To hold a cab license in San Francisco, a driver must:
- Be a resident of United States
- Hold a valid California drivers license for the class for taxi driving
- Read and write English
- Be of good moral character
- Be clean in dress and hygiene
- Be at least 21 years old
- Be healthy including:
- Good eyesight
- No medical diseases
- No addition to alcohol or controlled substance
Cab CompaniesThere are a limited number licenses, called "medallions", available to be issued to cab companies in San Francisco. There is a long waiting list, estimated at 15 to 20 years from the point the application license is received to the issuance of the medallion to the cab company.To become a medallion holder, a cab company must have a recent history of operation in San Francisco. Specifically, for a medallion to be issued, a cab company must:
- Hold a taxi permit for two consecutive years
- Have at least 800 hours of cab driving experience per year or 156 four-hour shifts per year
Lost and Found
Central lost and found telephone numbers have been established at "311" and (415)-701-2311. Both numbers are available 24 hours a day, seven days a week. You can also call the taxi company.

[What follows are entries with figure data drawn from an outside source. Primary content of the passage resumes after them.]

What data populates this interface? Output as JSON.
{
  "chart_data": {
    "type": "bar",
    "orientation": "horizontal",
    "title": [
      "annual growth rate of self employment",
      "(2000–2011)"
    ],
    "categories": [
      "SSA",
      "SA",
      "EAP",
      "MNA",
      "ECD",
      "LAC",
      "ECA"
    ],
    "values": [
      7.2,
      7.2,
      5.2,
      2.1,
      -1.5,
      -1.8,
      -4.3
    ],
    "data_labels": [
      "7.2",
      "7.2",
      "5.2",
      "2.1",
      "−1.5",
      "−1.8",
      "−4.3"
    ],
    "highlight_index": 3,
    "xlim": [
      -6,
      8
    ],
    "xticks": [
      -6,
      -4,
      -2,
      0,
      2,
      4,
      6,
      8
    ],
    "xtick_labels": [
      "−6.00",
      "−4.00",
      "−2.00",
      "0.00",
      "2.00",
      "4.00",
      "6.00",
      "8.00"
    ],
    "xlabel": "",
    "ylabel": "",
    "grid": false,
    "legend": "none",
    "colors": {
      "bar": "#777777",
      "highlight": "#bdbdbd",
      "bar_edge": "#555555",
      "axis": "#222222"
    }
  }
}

Complaints and Compliments
The Taxi Commission is always interested in hearing complaints or compliments about the city's taxi services. You can call "311" or (415)-701-2311. Be prepared to provide the details of your complaint or compliment including the date and time. You will also be asked to answer questions about the name of the cab company, the cab number and the driver's name.
The Taxi Commission or the SFPD Taxi Detail reviews all complaints and compliments. Depending on the review, the taxi driver or the cab company may receive the compliment, they may receive a fine, suspension, or their permit may be revoked.